**Akasia, Tshwane —** The lights flicker again. Load shedding Stage 6, they say. My neighborhood hums with the grumble of generators and the clatter of paraffin stoves. Outside, the winter air bites like a prophet’s rebuke. I sit in the half-darkness, journal open, scribbling names: *Ouma Maria, Uncle Sipho, cousin Lindiwe*. Each name a story. Each story a chain.
Last month, my nephew Musa overdosed on *nyaope* in Soshanguve. The paramedics came too late. At his funeral, the pastor thundered about “generational curses,” and I flinched. But later, as we ate *pap en vleis* under a frayed tent, Tannie Lettie whispered, “This family’s always been snake-bit. Money runs dry, men disappear, women carry coffins. When does it end?”
### **The Theology of Broken Grids**
South Africa knows about broken systems. Eskom’s towers collapse under corruption; politicians trade blame like poker chips. We’re experts in inherited dysfunction. But what if the darkness isn’t just *out there*? What if it’s woven into our DNA—a spiritual load shedding?
Paul’s letter to the Galatians is a manifesto for the cursed: *“Christ redeemed us from the curse of the law by becoming a curse for us”* (3:13). The Greek word for “redeemed” (*exagorazō*) means to buy back, like reclaiming stolen land. Here’s the scandal: Jesus didn’t just *lift* curses; He rewired the grid. The cross is a subversive act of divine vandalism, severing old wires of addiction, lack, and despair.
### **Auntie Politics and the Blood of Covenant**
Last week, protesters barricaded the R80 highway, burning tires over water shortages. “We’re tired of promises!” they chanted. I get it. Our nation’s trauma is generational—apartheid’s ghost, unemployment’s chokehold. Yet, as I pray for Musa, I’m reminded: Christ’s blood isn’t a Band-Aid; it’s a *covenant*. In Exodus, blood on doorposts saved firstborns. Today, it marks our lineage.
My friend Thabo, a recovering addict in Mamelodi, told me, “I used to blame my father’s fists for my hunger. But Jesus told me, *‘Your story doesn’t end with his sins.’*” Thabo fasted for seven days, journaling his family tree. “I wrote my dad’s name, then crossed it out with red ink—like Christ’s pen.”
### **The Algorithm of Grace**
Modern theology often mirrors our apps—quick fixes, self-help hacks. But grace isn’t an algorithm. It’s a plow. Breaking cycles demands more than hashtags; it requires kneeling in the soil of our histories.
Take Ezekiel 18: *“The one who sins is the one who will die.”* Radical, this idea—that God resets the ledger. No more blaming Oupa’s apartheid-era compromises or Mama’s silence. In Christ, we’re hackers of fate, rewriting code line by line.
### **Practical Exorcisms**
How? Start small. Light a candle during load shedding and declare, *“The voltage of heaven overrides this darkness.”* Fast one meal a week, interceding for a relative. Write their name in your journal—not as a prisoner of the past, but a pupil of hope.
And laugh. Seriously. Humor disarms the devil. Last Sunday, Pastor Vusi joked, “Even Eskom can’t disconnect the Holy Ghost’s Wi-Fi!” We chuckled, but the truth lingers: Faith thrives in the dark.
### **Rewrite the Code**
South Africa’s pain is a classroom. Our national crises—corruption, gender violence, xenophobia—are symptoms of deeper strongholds. But what if the church stopped marching with placards and started kneeling with journals? What if we traded outrage for intercession?

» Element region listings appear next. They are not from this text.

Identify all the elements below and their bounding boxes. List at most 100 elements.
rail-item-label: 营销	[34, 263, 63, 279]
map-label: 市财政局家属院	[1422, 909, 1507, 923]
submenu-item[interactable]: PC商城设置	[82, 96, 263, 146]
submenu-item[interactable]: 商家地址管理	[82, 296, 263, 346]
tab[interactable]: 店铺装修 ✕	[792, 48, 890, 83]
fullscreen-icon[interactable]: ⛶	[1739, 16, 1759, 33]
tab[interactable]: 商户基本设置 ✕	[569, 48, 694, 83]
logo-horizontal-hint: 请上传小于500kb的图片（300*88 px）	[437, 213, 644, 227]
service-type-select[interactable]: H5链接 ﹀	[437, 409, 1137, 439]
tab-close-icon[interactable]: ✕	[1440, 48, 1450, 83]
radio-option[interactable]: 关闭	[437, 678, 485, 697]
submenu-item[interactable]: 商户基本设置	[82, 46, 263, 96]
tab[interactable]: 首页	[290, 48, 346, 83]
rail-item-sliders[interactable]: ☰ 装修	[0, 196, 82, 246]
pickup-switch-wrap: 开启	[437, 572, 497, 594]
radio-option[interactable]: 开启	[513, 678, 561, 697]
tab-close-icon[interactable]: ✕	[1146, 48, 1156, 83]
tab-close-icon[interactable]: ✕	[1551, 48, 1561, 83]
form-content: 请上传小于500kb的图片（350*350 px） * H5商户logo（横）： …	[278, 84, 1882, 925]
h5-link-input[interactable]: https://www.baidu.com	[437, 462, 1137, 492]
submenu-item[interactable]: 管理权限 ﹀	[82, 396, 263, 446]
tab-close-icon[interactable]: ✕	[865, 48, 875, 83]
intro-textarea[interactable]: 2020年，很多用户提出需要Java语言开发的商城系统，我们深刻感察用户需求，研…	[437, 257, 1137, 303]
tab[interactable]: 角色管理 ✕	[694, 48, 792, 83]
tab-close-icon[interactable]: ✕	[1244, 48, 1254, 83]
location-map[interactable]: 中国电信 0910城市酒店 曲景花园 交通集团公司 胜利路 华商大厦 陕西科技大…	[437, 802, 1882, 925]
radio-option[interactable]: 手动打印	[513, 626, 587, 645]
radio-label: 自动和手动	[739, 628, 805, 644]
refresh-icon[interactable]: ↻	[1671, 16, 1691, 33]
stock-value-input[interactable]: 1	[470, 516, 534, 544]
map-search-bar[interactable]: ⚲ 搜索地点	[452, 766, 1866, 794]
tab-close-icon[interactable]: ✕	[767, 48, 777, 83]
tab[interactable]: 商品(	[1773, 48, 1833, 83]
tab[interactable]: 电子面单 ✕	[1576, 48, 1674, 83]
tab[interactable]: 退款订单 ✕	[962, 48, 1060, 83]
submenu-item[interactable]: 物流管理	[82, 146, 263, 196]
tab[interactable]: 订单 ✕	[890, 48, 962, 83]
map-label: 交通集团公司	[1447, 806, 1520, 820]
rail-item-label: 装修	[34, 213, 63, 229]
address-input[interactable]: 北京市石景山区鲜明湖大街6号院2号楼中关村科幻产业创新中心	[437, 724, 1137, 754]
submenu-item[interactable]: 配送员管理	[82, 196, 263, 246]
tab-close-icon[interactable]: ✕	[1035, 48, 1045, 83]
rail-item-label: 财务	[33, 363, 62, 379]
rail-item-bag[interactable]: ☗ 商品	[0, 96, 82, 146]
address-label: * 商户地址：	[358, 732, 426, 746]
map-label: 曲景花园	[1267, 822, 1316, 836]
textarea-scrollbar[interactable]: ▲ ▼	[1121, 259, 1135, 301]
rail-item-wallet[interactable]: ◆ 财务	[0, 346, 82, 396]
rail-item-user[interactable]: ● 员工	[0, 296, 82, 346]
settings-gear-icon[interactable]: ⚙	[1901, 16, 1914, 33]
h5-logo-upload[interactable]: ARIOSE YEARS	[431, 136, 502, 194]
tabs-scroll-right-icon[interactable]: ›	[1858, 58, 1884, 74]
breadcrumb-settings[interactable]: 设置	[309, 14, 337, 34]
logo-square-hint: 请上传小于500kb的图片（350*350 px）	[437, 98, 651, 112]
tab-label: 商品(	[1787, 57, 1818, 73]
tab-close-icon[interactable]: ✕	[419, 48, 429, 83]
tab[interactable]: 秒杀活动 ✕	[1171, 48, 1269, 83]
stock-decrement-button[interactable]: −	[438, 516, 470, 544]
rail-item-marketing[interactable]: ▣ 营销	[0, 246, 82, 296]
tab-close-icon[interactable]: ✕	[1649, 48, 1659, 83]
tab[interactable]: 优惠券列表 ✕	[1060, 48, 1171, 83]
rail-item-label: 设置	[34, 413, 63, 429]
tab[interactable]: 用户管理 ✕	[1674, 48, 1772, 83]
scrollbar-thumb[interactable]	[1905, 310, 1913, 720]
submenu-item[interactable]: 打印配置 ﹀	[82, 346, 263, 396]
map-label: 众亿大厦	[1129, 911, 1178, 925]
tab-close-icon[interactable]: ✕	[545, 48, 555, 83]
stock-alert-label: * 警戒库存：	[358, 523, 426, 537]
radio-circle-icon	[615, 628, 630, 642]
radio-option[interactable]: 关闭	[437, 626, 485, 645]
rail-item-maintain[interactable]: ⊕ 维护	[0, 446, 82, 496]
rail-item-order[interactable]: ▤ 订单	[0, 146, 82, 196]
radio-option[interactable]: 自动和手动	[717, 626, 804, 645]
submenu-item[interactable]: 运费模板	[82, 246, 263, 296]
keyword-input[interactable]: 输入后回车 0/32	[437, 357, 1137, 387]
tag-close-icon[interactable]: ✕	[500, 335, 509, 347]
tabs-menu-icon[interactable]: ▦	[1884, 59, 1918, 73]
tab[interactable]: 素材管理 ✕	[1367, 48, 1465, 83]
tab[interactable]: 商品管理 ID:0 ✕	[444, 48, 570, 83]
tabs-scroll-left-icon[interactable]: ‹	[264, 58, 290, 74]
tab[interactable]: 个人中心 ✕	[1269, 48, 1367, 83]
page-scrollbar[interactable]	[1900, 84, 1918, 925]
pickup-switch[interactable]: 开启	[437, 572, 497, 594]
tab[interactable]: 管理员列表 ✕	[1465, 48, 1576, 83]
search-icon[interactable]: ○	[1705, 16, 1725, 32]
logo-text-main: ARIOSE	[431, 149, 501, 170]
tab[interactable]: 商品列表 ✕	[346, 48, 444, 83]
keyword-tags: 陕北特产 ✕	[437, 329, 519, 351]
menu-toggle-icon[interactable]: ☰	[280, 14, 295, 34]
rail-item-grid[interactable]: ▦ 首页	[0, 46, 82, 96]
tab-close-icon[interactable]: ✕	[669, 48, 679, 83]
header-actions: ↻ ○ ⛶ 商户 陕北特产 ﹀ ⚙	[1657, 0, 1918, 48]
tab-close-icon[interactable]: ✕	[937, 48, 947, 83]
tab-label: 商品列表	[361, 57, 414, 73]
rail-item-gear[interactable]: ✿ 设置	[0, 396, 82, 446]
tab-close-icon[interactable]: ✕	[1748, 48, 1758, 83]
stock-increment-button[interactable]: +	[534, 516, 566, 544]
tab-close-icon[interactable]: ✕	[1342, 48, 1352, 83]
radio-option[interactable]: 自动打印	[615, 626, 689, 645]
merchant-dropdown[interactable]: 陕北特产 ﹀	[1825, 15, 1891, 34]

Tonight, as the grid fails again, I flip to Galatians 3:13 in my Bible. The page is stained with rooibos tea and tears. I trace Musa’s name, whispering, *“Redeemed.”* The candle flickers, stubborn. Somewhere in Soshanguve, a teenager chooses rehab over relapse. Somewhere in Parliament, an honest MP resists a bribe.
The light is small, but it’s ours.
**Break the cycle. Pass the flame.**
**P.S.** While you wait for Eskom, read Psalm 18:28—*“You, Lord, keep my lamp burning; my God turns my darkness into light.”* Even the ANC can’t vote that out.